1. Field of the Invention
The present invention relates to a dockleveller installation. More particularly, it relates to a dockleveller installation having a hydraulic cylinder, for pivoting the dockboard of the installation between cross-traffic and bridging positions, and to the system for actuating the cylinder.
2. Description of the Prior Art
A dockleveller installation is a device which provides a bridge to span the gap between the surface of a loading dock and the bed of a truck backed up to the dock. The installation includes a dockboard, which is a flat, heavily reinforced platform. This dockboard is hinged at its inner or rear edge to the frame of the installation. Thus it can be pivoted between a horizontal cross-traffic position (in which it forms part of the loading dock surface) and an inclined bridging position.
Means must be provided to pivot or raise the heavy dockboard from the cross-traffic to the bridging position. In most cases such means comprise a hydraulic cylinder, a pneumatic cylinder, or a spring. The present invention is concerned with the cylinder-biased type of installation.
Each of the prior art pneumatic and hydraulic pivoting systems are characterized by both advantages and disadvantages.
Let us consider some of the disadvantages of the hydraulic pivoting system. This system normally comprises an electric motor, a hydraulic pump driven by the motor, a fluid reservoir, and suitable lines and connections completing the system. If the facility (such as a warehouse) requires a number of docklevellers, then a separate motor and pump must be provided for each unit. This is expensive. Also, many working parts are involved, so the likelihood of mechanical failure is high. Another disadvantage of this system is that the reservoir is usually vented to the atmosphere in the facility. This is undesirable in a food-processing plant, as the reservoir emits polluting compounds. Still another disadvantage is that moisture may enter the system through the open reservoir; this can be troublesome if the lines are exposed to freezing temperatures. If the system is to be installed in a harardous area, it is usually necessary to locate the motor and pump outside this area, unless an expensive explosion-proof unit is used. This results in having to provide a long hydraulic line extending from the pump to the dockleveller; there is thus a high pressure drop across this line and the output pressure at the cylinder is correspondingly diminished. Still another disadvantage has to do with the capability of an electric-hydraulic system to build up a high output pressure at the cylinder. If a forklift truck has been left parked partly on the dockboard, and the cylinder is activated, the pressure generated can be sufficient to overturn the truck.

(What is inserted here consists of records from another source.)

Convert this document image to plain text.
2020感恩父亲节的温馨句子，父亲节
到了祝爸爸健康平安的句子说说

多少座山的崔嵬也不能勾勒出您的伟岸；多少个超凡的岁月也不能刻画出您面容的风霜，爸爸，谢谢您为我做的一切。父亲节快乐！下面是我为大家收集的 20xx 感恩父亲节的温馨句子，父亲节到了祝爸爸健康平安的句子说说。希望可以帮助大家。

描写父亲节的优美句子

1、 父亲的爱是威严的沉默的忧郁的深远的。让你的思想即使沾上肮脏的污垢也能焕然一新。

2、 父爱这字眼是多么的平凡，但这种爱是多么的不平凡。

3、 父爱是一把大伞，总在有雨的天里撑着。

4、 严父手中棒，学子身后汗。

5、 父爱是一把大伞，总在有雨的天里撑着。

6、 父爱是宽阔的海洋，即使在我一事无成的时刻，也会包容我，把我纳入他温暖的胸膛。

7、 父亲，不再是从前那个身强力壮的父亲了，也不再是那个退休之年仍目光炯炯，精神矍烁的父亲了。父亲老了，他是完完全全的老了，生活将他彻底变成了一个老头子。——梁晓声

A hydraulic pivoting system is, however, characterized by some positive aspects as well. For example, it may be accurately monitored, controlled and adjusted with respect to the output delivered by the cylinder. This is so because the amount of fluid moving through the line can be closely controlled. Also, it is a reliable system when exposed to freezing temperatures (although, as previously pointed out, problems can arise from the entry of moisture into the lines through the open reservoir).
Use of a pneumatic pivoting system does away with many of the shortcomings of the hydraulic system. For example, a single air compressor can be used to power all the cylinders of a multiple dockleveller facility. Thus lower capital and maintenance costs can be obtained by use of the pneumatic system. In many buildings, an air compressor is already in place and part of its output can be used to power the new dockleveller cylinders. Also, there is no reservoir associated with a pneumatic system, so atmospheric pollution is not a problem. Furthermore, pressure drops due to friction are much reduced in a pneumatic system, as compared to a hydraulic system. Thus long supply lines can be used without disadvantage. In addition, an air system has a built-in accumulator capability which assists in producing a constant and safe pressure output at the cylinder.
Now, while the pneumatic system does have a number of advantages relative to the hydraulic system, it has some disadvantages which have prevented it from achieving commercial success. More particularly, in cold climates customers fear condensation and freeze up in exposed lines. Also, the system does not lend itself to close control and adjustment of the output pressure at the cylinder.
With this background in mind, it is the object of this invention to provide a dockleveller installation, having a cylinder actuating system, which incorporates many of the best features of both the hydraulic and pneumatic systems and which does not have their disadvantages.